An African American history lesson at school in Northern Virginia is generating backlash after students were instructed to role play as slaves on the Underground Railroad.

The Underground Railroad or "runaway slave game" as some have called it happened at Madison's Trust Elementary School in Ashburn in early February.

Loudoun County Public Schools confirms that 3rd, 4th and 5th graders were divided into groups and pretended to be slaves on the Underground Railroad in an obstacle course during gym class.

FOX 5 was told it was not an approved curriculum and should have never been taught in the first place.
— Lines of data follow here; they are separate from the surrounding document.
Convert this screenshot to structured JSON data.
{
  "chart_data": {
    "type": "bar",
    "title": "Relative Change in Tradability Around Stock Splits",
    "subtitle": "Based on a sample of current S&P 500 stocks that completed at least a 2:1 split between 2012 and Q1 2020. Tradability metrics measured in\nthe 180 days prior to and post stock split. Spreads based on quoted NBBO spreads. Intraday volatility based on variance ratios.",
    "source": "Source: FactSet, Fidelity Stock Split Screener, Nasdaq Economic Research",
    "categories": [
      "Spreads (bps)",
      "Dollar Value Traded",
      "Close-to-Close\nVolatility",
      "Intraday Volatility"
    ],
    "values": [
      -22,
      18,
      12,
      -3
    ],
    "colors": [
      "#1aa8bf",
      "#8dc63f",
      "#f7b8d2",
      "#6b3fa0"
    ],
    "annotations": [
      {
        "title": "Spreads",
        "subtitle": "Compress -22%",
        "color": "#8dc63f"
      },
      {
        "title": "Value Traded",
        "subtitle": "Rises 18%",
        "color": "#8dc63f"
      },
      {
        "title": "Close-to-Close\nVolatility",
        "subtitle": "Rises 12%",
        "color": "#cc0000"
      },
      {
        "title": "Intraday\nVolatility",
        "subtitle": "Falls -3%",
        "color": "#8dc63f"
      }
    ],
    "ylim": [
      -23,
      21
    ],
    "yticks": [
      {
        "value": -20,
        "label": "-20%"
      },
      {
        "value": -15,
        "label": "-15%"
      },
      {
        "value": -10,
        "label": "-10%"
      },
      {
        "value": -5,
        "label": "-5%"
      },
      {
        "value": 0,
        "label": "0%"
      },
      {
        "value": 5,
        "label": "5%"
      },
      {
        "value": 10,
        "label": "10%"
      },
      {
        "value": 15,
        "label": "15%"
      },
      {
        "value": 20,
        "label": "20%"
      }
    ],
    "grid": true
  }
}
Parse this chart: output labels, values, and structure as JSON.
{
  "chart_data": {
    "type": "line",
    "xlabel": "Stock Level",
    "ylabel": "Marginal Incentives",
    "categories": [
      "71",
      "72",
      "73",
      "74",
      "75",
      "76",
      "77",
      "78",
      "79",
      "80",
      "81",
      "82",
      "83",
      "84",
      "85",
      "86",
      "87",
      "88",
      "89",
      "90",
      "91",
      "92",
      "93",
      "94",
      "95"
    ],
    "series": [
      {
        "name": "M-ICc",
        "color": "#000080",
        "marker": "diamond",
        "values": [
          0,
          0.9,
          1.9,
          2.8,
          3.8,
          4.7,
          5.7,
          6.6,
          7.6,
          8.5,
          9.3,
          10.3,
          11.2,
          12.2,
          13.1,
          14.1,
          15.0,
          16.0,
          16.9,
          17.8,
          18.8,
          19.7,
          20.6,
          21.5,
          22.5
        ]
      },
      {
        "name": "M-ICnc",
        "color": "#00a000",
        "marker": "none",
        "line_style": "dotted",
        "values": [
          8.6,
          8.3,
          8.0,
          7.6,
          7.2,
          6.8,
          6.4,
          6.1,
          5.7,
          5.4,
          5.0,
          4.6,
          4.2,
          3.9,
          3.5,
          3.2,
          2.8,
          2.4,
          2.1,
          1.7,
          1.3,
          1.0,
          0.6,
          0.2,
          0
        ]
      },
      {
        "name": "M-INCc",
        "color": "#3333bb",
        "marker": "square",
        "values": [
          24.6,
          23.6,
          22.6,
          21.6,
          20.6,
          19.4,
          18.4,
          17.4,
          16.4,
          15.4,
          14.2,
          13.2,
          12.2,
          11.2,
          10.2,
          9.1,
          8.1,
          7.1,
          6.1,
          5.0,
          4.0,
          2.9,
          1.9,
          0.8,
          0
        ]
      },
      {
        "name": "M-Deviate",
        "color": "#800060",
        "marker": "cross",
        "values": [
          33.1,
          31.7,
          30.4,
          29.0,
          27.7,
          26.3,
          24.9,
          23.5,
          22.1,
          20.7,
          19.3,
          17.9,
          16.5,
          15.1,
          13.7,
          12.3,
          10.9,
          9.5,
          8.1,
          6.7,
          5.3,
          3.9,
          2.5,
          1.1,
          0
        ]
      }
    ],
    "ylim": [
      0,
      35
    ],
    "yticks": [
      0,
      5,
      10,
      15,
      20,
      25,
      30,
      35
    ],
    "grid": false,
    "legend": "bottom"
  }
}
Parent complaints forced the school's principal to apologize in a letter to parents, which read in part," The lesson was culturally insensitive to our students and families. I extend my sincerest apology to our students and school community."

The school district said the underlying history was retaught in a sensitive manner.

"You have three teachers and an administrator who failed to see the racism in this exercise. That's startling," Pastor Michelle Thomas with the Loudoun County NAACP told FOX 5. "There are three things that really jump out to me. Willful ignorance, white privilege or intentional racism and those are scary thoughts."

Thomas says the NAACP is working with the district to institute a plan to prevent incidents like this in the future, including implicit bias training for staff.

The school district wouldn't say if the employees involved were facing discipline and called it a personnel matter that it wouldn't discuss.